EXAMPLE 6: Consortia Growth Assays

[00072] The following was performed to assay co-culture attributes for strains of C. pseudodiptheriticum. First, a direct co-culture of C. pseudodiptheriticum strains ATCC 10700 and JCM 1320 was performed. Both C. pseudodiptheriticum strains were spotted in close proximity at the same time on a Columbia 1% Tween agar plate: four spottings of ATCC 10700 on the left, and for spottings of JCM 1320 on the right. An image capture was taken after 24 hours from spotting, as shown in FIG. 5. As can be seen in FIG. 5, the cultures do not display features of antagonism between the different strains. This is an unexpected result, as co-culturing of C. pseudodiptheriticum clinical isolates has not been reported to date.

[00073] Second, a direct co-culture of C. pseudodiptheriticum strain ATCC 10700 or JCM 1320, and D. pigrum was performed. An image capture was taken after 24 hours from spotting, as shown in FIG. 6. Referring to FIG. 6, on the left is a column after two spottings of ATCC 10700 and just to the right of that is a column after two spottings of D. pigrum. On the right of the image is a column after two spottings of D. pigrum and just to the right of that is a column after two spottings of JCM 1320. As can be seen in FIG. 6, the cultures do not display features of antagonism between the different strains.
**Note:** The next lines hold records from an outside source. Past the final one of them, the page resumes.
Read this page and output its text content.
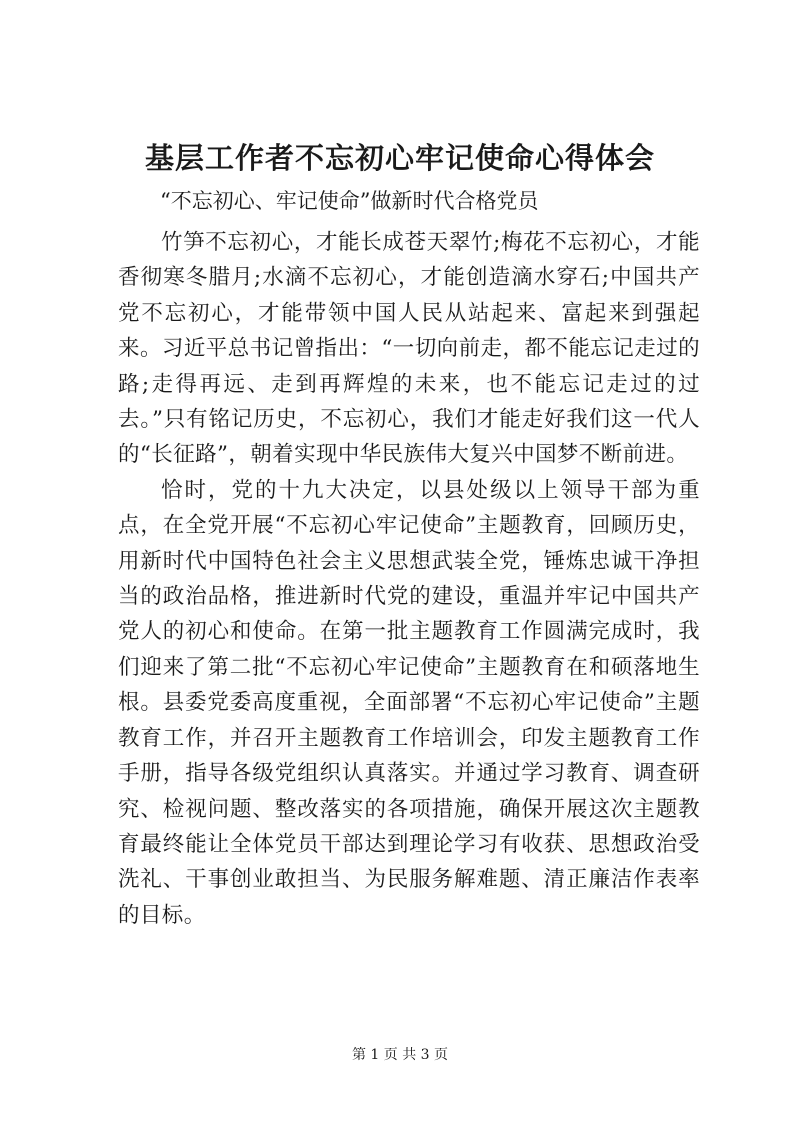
基层工作者不忘初心牢记使命心得体会

“不忘初心、牢记使命”做新时代合格党员

竹笋不忘初心，才能长成苍天翠竹;梅花不忘初心，才能香彻寒冬腊月;水滴不忘初心，才能创造滴水穿石;中国共产党不忘初心，才能带领中国人民从站起来、富起来到强起来。习近平总书记曾指出：“一切向前走，都不能忘记走过的路;走得再远、走到再辉煌的未来，也不能忘记走过的过去。”只有铭记历史，不忘初心，我们才能走好我们这一代人的“长征路”，朝着实现中华民族伟大复兴中国梦不断前进。

恰时，党的十九大决定，以县处级以上领导干部为重点，在全党开展“不忘初心牢记使命”主题教育，回顾历史，用新时代中国特色社会主义思想武装全党，锤炼忠诚干净担当的政治品格，推进新时代党的建设，重温并牢记中国共产党人的初心和使命。在第一批主题教育工作圆满完成时，我们迎来了第二批“不忘初心牢记使命”主题教育在和硕落地生根。县委党委高度重视，全面部署“不忘初心牢记使命”主题教育工作，并召开主题教育工作培训会，印发主题教育工作手册，指导各级党组织认真落实。并通过学习教育、调查研究、检视问题、整改落实的各项措施，确保开展这次主题教育最终能让全体党员干部达到理论学习有收获、思想政治受洗礼、干事创业敢担当、为民服务解难题、清正廉洁作表率的目标。

第 1 页 共 3 页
[00074] While some embodiments of the present invention have been shown and described herein, it will be obvious to those skilled in the art that such embodiments are provided by way of example only. Numerous variations, changes, and substitutions will now occur to those skilled in the art without departing from the invention. It should be understood that various alternatives to the embodiments of the invention described herein may be employed in practicing the invention. It is intended that the following claims define the scope of the invention and that methods and structures within the scope of these claims and their equivalents be covered thereby.